Social media, you either love it or hate it. It’s the marmite of modern life. You can find out a lot within a few seconds of being 1 year deep into someone’s profile. Sure, it’s great when you want to craftily take a stalk at your ex and his new love life, screenshot it and send it to the group chat mocking his choice of poor outfits and your poor choice in men. But, at the heart of it, is our obsession with the gram destroying our body confidence?
I’m going to make a confession, hand on heart and claim that my life spent through the scroll of a social media feed has caused me to become less comfortable and more self-conscious of my figure, my body and of course my appearance. I become self-critical when I see those girls from my year at school looking incredible and I look at myself in the mirror wishing I knew who their PT, their make-up artist was and why I don’t look that good. I spend about 50% of my time, scrolling through my Instagram and Facebook feeds which I do believe is the cause of this reduction in confidence. I scroll past and see pristine fitness bloggers whose figures look impeccable: their flat stomachs with their perfect hour glass figures and perky booty just brings out the green monster in little Ev. The bikinis’ knickers rolled so far up their anus, they need pillars to remove it from their cracks but their back sides look amazing nevertheless and I’m sat wondering how many squats I’ll need to add to my routine to look like that. I’ve read, the articles where these bloggers have revealed their secrets to creating the best image. The angles, camera settings and of course the editing tricks but when I’m staring at this image with envy; I don’t think of the time it’s taken to create that masterpiece of an image; I’m becoming self-critical of my body, instead. I’m critiquing my curves, my lack of abs and of course my lack of height.

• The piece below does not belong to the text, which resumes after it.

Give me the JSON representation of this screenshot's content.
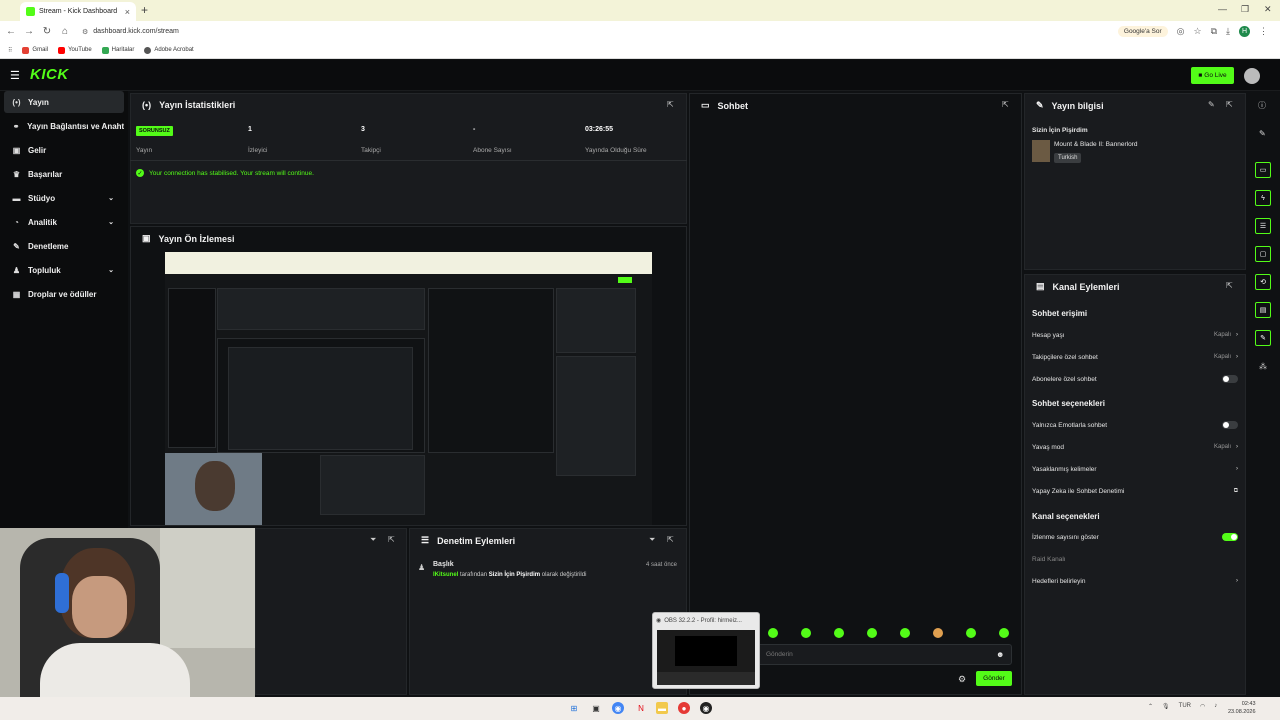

I’ll fully accept that prior to my CFS/ME diagnosis in 2017, I was very body confident. I was a real advocate of being confident in your own skin and I loved wearing a body con dress with a pair of snazzy heels. However, as the months have gone on, since my diagnosis; I find that I’m no longer that confident gal I was, confident being related to my body. Is it because my entire social media feed is; diets, weight watching and fitness bloggers from the states? Shakes, diet methods, fitness regimes, weekend pictures. Unfollowing would be the answer but I feel strangely like without that content, my social media wouldn’t be the same. When I receive messages about trying a shake diet, I question whether that’s an indirect attack on those insecurities that eat me away (only wishing they’d eat away at the MaltEaster’s I demolished hours prior) But, is my digital feed, becoming saturated with content encouraging me to lose weight? Whether directing aimed or me or the person entire following?
I scroll daily, thinking of all the things I’d like to change. I’d like to add a few inches to my height just to see whether if I was less of a short arse, I wouldn’t feel like such an oompa loompa from Charlie and the Chocolate Factory? I can see from the clothing I wear that I haven’t put weight on since all my clothes still fit and I also accept that hormones cause bloating which is the nemesis of body image but can you just not feel good enough in your own skin? But is social media the blame for my lack of body confidence? Have I become so obsessed with digital content that it is effecting the real life image that I have?
Yas! Why? Social media is the mask we all wear to depict the good. We use social media to share; new job news, new relationships, holidays, achievements and when we’re looking smoking we want the men who ghosted us, to see it and think ‘damn should’ve text her back’. We share the good but do you ever have a bad day and think, I’ll take a selfie and share this on Insta, no you don’t. I’m aware, that on Instagram you’ll post the great and only the pictures you want to share but how many shots do you take of a certain picture to get it just right for the satisfaction that it’ll get with your followers and friends. You and your sister or you and your mate, will stand in front of a lovely backdrop for 15 minutes trying different poses, trying out whether a particular pose is good enough to prove you’ve added 5 squats into your workout. So, the image you’ve shared is the one you want to share, it’s probably 1 of 20. Reports by experts, are suggesting that interest in cosmetic surgery for body enhancements and improvements has drastically risen by 20% since 2008. With my £27,000 worth of analytical skills, I’d suggest this has a lot to do with, social media. Pre-2008, social media wasn’t as prominent as it is now. We had our holiday pictures on our cameras but editing such photos was not as easy as a quick flick of a setting and filter. The time it took to import those photos to a computer, it wasn’t worth uploading to your Facebook, Bebo or MySpace. By the time you’d do it, you’d be on the next year’s holiday.
Social media is a competition. Whether you’ll admit to it, you share your holiday snaps, your outfit pictures and of course your relationships to get at someone or just to showcase how much of a great time you’re having at that moment in time. So, what are your thoughts, is social media impacting our body image and confidence??